Healthier Alternatives for the Recipe
If you’re looking to make this avocado and mango salad even healthier or more adaptable to specific dietary needs, consider the following alternatives:
- Swap olive oil for avocado oil for a more potent nutrient boost.
- For a vegan-friendly option, ensure that the dressing you use is dairy-free.
- Use quinoa or another grain as a base to add extra protein for a heartier salad.
Serving Suggestions
This avocado and mango salad can be served in numerous ways. Here are some creative suggestions:
- Combining it with grilled chicken or shrimp makes it a satisfying meal.
- Serve it in lettuce wraps for a fun, low-carb option.
- Add it to tacos for a refreshing touch.
Common Mistakes to Avoid
To ensure your avocado and mango salad turns out perfect, watch out for these common pitfalls:
- Using unripe avocados and mangoes will result in a less flavorful dish. Make sure the fruits yield slightly to pressure.
- Forgetting to toss the salad gently can lead to smashed avocado instead of beautifully intact pieces.
- Overdressing can overpower the natural flavors of the ingredients. Start with less and add more to taste.
Storing Tips for the Recipe
If you have leftovers, or wish to prep ahead, here are some practical tips to keep your salad fresh:
- Store the salad in an airtight container in the refrigerator for up to 2 days. However, note that the avocado may brown.
- Consider storing the dressing separately to maintain freshness and crunchiness until ready to serve.
- Add fresh lime juice to the leftover avocado to slow down browning, or use plastic wrap pressed against the surface.
Conclusion
In summary, this avocado and mango salad is a delightful, nutrient-dense dish that can easily become a staple in your recipe repertoire.

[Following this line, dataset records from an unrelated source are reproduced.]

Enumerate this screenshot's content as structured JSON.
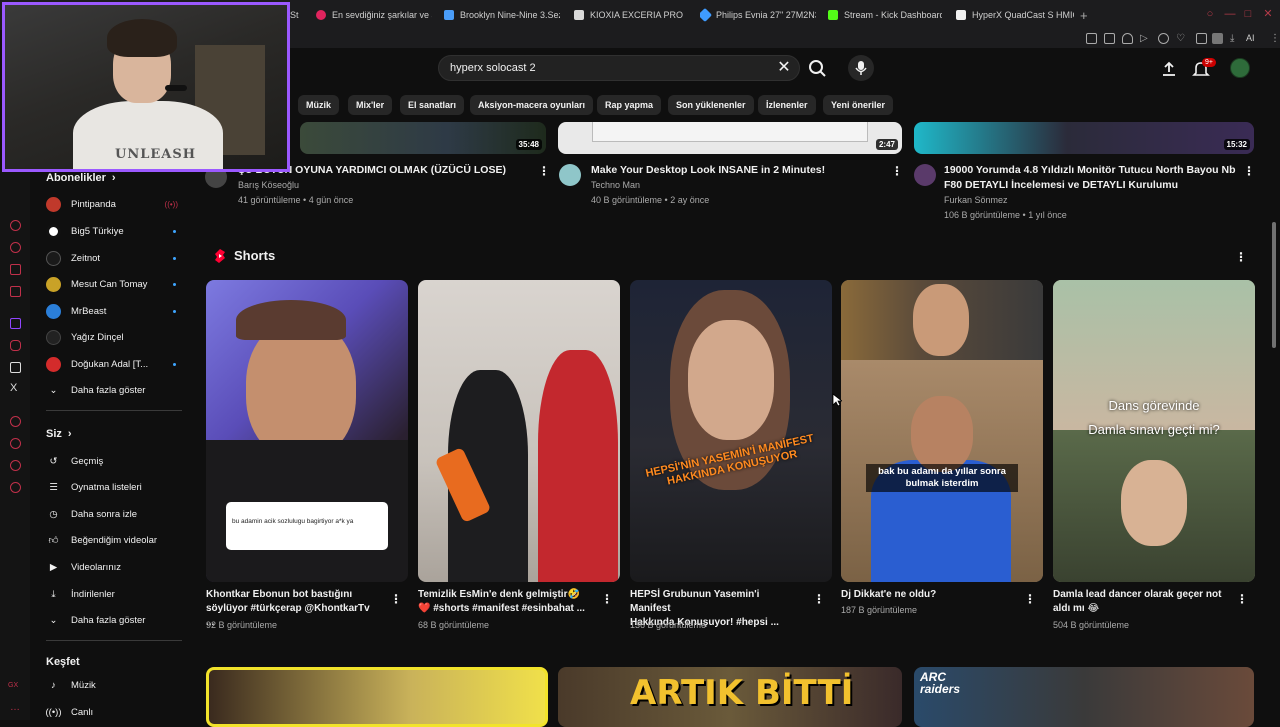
{
  "browser": {
    "tabs": [
      {
        "label": "St",
        "color": "#555"
      },
      {
        "label": "En sevdiğiniz şarkılar ve a",
        "color": "#e0245e"
      },
      {
        "label": "Brooklyn Nine-Nine 3.Sez",
        "color": "#4a9df8"
      },
      {
        "label": "KIOXIA EXCERIA PRO 1TB",
        "color": "#d9d9d9"
      },
      {
        "label": "Philips Evnia 27\" 27M2N3",
        "color": "#3e9bff"
      },
      {
        "label": "Stream - Kick Dashboard",
        "color": "#53fc18"
      },
      {
        "label": "HyperX QuadCast S HMIC",
        "color": "#f1f1f1"
      }
    ],
    "new_tab": "+",
    "ai_label": "AI"
  },
  "search": {
    "query": "hyperx solocast 2",
    "clear": "✕"
  },
  "header": {
    "notification_badge": "9+"
  },
  "chips": [
    "Müzik",
    "Mix'ler",
    "El sanatları",
    "Aksiyon-macera oyunları",
    "Rap yapma",
    "Son yüklenenler",
    "İzlenenler",
    "Yeni öneriler"
  ],
  "sidebar": {
    "subscriptions_title": "Abonelikler",
    "subscriptions": [
      {
        "name": "Pintipanda",
        "color": "#c0392b",
        "status": "live"
      },
      {
        "name": "Big5 Türkiye",
        "color": "#ffffff",
        "status": "dot"
      },
      {
        "name": "Zeitnot",
        "color": "#1a1a1a",
        "status": "dot"
      },
      {
        "name": "Mesut Can Tomay",
        "color": "#c9a227",
        "status": "dot"
      },
      {
        "name": "MrBeast",
        "color": "#2b7fd9",
        "status": "dot"
      },
      {
        "name": "Yağız Dinçel",
        "color": "#222",
        "status": ""
      },
      {
        "name": "Doğukan Adal [T...",
        "color": "#d42b2b",
        "status": "dot"
      }
    ],
    "show_more": "Daha fazla göster",
    "you_title": "Siz",
    "you_items": [
      "Geçmiş",
      "Oynatma listeleri",
      "Daha sonra izle",
      "Beğendiğim videolar",
      "Videolarınız",
      "İndirilenler",
      "Daha fazla göster"
    ],
    "explore_title": "Keşfet",
    "explore_items": [
      "Müzik",
      "Canlı"
    ]
  },
  "videos": [
    {
      "title": "ŞU BÜTÜN OYUNA YARDIMCI OLMAK (ÜZÜCÜ LOSE)",
      "channel": "Barış Köseoğlu",
      "stats": "41 görüntüleme • 4 gün önce",
      "duration": "35:48"
    },
    {
      "title": "Make Your Desktop Look INSANE in 2 Minutes!",
      "channel": "Techno Man",
      "stats": "40 B görüntüleme • 2 ay önce",
      "duration": "2:47"
    },
    {
      "title_line1": "19000 Yorumda 4.8 Yıldızlı Monitör Tutucu North Bayou Nb",
      "title_line2": "F80 DETAYLI İncelemesi ve DETAYLI Kurulumu",
      "channel": "Furkan Sönmez",
      "stats": "106 B görüntüleme • 1 yıl önce",
      "duration": "15:32"
    }
  ],
  "shorts": {
    "title": "Shorts",
    "items": [
      {
        "line1": "Khontkar Ebonun bot bastığını",
        "line2": "söylüyor #türkçerap @KhontkarTv ...",
        "views": "92 B görüntüleme",
        "overlay": "bu adamin acik sozlulugu bagirtiyor a*k ya"
      },
      {
        "line1": "Temizlik EsMin'e denk gelmiştir🤣",
        "line2": "❤️ #shorts #manifest #esinbahat ...",
        "views": "68 B görüntüleme",
        "overlay": ""
      },
      {
        "line1": "HEPSİ Grubunun Yasemin'i Manifest",
        "line2": "Hakkında Konuşuyor! #hepsi ...",
        "views": "136 B görüntüleme",
        "overlay": "HEPSİ'NİN YASEMİN'İ MANİFEST HAKKINDA KONUŞUYOR"
      },
      {
        "line1": "Dj Dikkat'e ne oldu?",
        "line2": "",
        "views": "187 B görüntüleme",
        "overlay": "bak bu adamı da yıllar sonra bulmak isterdim"
      },
      {
        "line1": "Damla lead dancer olarak geçer not",
        "line2": "aldı mı 😂",
        "views": "504 B görüntüleme",
        "overlay1": "Dans görevinde",
        "overlay2": "Damla sınavı geçti mi?"
      }
    ]
  },
  "bottom_row": {
    "thumb2_text": "ARTIK BİTTİ",
    "thumb3_text": "ARC raiders"
  },
  "webcam": {
    "shirt_text": "UNLEASH"
  }
}
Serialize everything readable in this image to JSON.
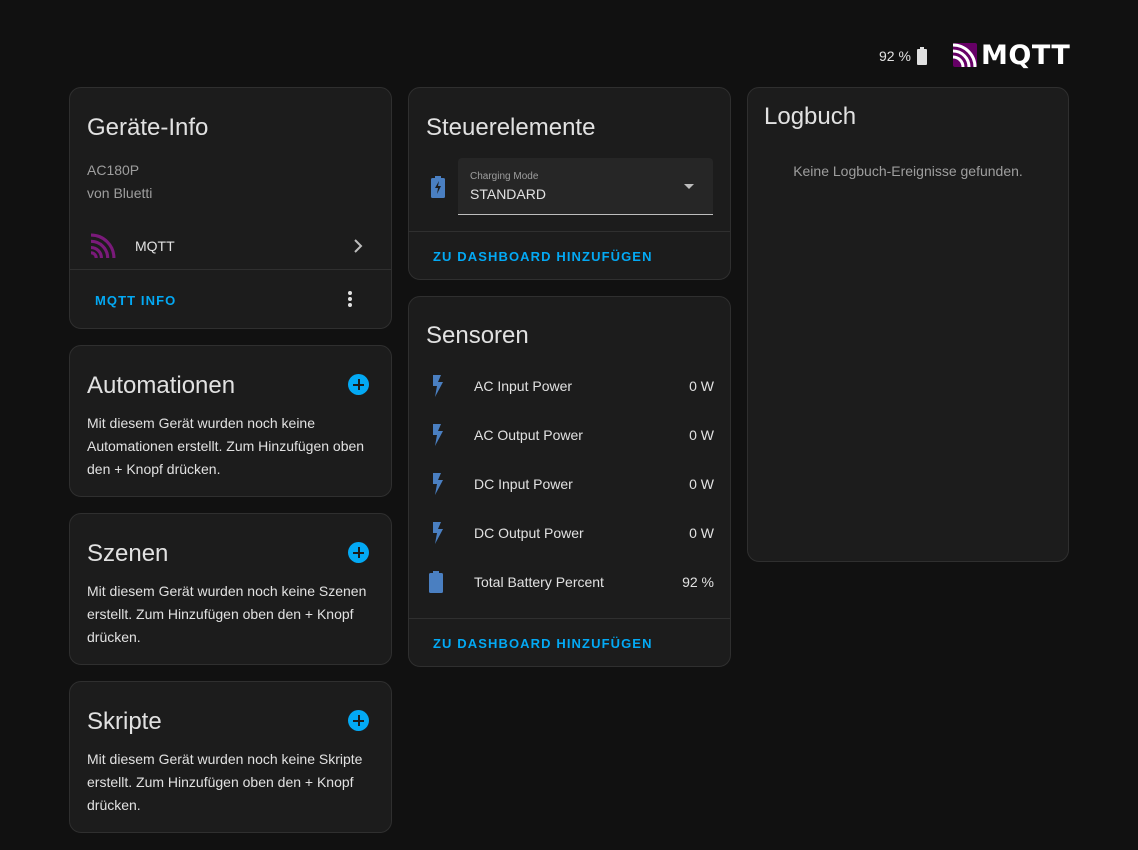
{
  "header": {
    "battery_text": "92 %",
    "brand_text": "MQTT"
  },
  "colors": {
    "accent": "#03a9f4",
    "icon_blue": "#4a7fc1",
    "mqtt_purple": "#660066",
    "background": "#111111",
    "card": "#1c1c1c"
  },
  "device_info": {
    "title": "Geräte-Info",
    "model": "AC180P",
    "manufacturer": "von Bluetti",
    "integration_label": "MQTT",
    "action_label": "MQTT INFO"
  },
  "automations": {
    "title": "Automationen",
    "text": "Mit diesem Gerät wurden noch keine Automationen erstellt. Zum Hinzufügen oben den + Knopf drücken."
  },
  "scenes": {
    "title": "Szenen",
    "text": "Mit diesem Gerät wurden noch keine Szenen erstellt. Zum Hinzufügen oben den + Knopf drücken."
  },
  "scripts": {
    "title": "Skripte",
    "text": "Mit diesem Gerät wurden noch keine Skripte erstellt. Zum Hinzufügen oben den + Knopf drücken."
  },
  "controls": {
    "title": "Steuerelemente",
    "select_label": "Charging Mode",
    "select_value": "STANDARD",
    "icon": "battery-charging-icon",
    "action_label": "ZU DASHBOARD HINZUFÜGEN"
  },
  "sensors": {
    "title": "Sensoren",
    "items": [
      {
        "icon": "flash-icon",
        "name": "AC Input Power",
        "value": "0 W"
      },
      {
        "icon": "flash-icon",
        "name": "AC Output Power",
        "value": "0 W"
      },
      {
        "icon": "flash-icon",
        "name": "DC Input Power",
        "value": "0 W"
      },
      {
        "icon": "flash-icon",
        "name": "DC Output Power",
        "value": "0 W"
      },
      {
        "icon": "battery-icon",
        "name": "Total Battery Percent",
        "value": "92 %"
      }
    ],
    "action_label": "ZU DASHBOARD HINZUFÜGEN"
  },
  "logbook": {
    "title": "Logbuch",
    "empty_text": "Keine Logbuch-Ereignisse gefunden."
  }
}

With its simple ingredients and quick preparation time, it’s perfect for health-conscious individuals seeking vibrant flavors. Don’t forget to share your experiences with this recipe in the comments; we’d love to hear how you personalized it or any tips you might have! Explore more recipes on our blog for more inspiring ideas!
FAQs
Can I make this salad in advance?
Yes, you can prepare the salad components in advance, but it’s best to add the avocado and dressing just before serving to prevent browning.
Is this salad suitable for vegans?
Absolutely! This avocado and mango salad is vegan-friendly as long as you use a plant-based dressing.
Can I add other ingredients?
Definitely! Feel free to experiment with other ingredients like bell peppers, cucumber, or even nuts for added crunch and flavor.
How can I make this salad a main dish?
To turn it into a main dish, consider adding a protein source such as grilled chicken, shrimp, or chickpeas, and serve it over a bed of greens.